B. AWPA Recordkeeping Claims
Under AWPA's recordkeeping provision, farm labor contractors and agricultural employers who employ migrant agricultural workers must keep individualized records concerning, among other things, the number of piecework units each worker earns. 29 U.S.C. § 1821(d)(1)(B).

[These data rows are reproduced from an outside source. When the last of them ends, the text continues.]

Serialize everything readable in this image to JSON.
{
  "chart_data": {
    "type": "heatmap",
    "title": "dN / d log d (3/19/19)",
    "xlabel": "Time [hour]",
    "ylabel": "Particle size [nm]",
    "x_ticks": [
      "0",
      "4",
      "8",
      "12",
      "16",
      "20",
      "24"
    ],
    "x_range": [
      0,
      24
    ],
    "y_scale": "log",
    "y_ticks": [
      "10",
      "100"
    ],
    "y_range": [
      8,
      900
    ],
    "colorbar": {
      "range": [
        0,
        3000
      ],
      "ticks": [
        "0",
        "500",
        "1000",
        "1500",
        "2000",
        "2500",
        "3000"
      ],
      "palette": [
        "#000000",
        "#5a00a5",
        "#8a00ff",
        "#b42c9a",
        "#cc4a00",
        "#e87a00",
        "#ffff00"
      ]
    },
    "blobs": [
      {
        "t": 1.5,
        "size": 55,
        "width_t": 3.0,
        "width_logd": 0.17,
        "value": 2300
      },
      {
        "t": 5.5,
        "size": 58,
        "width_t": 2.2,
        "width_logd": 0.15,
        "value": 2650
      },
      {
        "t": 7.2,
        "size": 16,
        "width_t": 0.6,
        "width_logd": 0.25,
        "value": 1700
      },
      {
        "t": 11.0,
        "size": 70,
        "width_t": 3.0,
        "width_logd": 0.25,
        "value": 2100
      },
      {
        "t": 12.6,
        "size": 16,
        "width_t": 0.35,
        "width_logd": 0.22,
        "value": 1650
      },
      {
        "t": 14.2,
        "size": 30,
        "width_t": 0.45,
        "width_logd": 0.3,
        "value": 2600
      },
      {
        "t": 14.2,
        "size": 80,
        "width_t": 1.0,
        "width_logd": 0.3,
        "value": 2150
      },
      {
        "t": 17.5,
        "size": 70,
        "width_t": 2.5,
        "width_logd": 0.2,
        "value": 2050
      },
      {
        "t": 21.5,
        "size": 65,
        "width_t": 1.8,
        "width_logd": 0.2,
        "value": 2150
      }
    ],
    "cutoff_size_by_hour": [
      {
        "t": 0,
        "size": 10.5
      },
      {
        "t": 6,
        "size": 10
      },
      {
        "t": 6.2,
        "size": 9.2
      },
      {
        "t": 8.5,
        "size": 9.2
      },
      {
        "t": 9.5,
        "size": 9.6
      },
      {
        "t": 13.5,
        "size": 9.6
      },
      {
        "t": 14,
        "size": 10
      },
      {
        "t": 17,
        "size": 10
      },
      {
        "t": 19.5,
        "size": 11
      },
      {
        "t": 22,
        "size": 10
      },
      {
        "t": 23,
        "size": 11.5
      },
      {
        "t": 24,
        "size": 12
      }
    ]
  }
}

In Counts 77, 129, 211, 225, and 238, the Harvester Plaintiffs allege that Coastal failed to keep records that reflected the actual amount of blueberries the Harvester Plaintiffs raked and that Coastal therefore violated 29 U.S.C. § 1821(d)(1)(B). Though Coastal moves for dismissal of these counts, it offers no analysis beyond the arguments it makes concerning the MWMPA counts. Coastal's motion therefore fails as to Counts 77, 129, 211, 225, and 238 as well. See Redondo-Borges v. U.S. Dep't of Hous. & Urban Dev., 421 F.3d 1, 6 (1st Cir. 2005) (explaining that "a litigant has an obligation to spell out its arguments squarely and distinctly") (internal citations and quotation marks omitted).
CONCLUSION
The Court DENIES Defendant Hancock and Defendant Paul's motion to dismiss the claims concerning housing migrant workers in vehicles stated in Counts 17, 39, 59, and 119, DENIES Defendant Hancock's motion to dismiss the claim concerning donning and doffing stated in Count 15, and DENIES Defendant Coastal's motion to dismiss the claims concerning overfilled blueberry boxes stated in Counts 77, 79, 129, 131, 211, 213, 225, 227, 238 and 240. SO ORDERED.
/s/ Nancy Torresen
United States Chief District Judge
Dated this 15th day of January, 2015.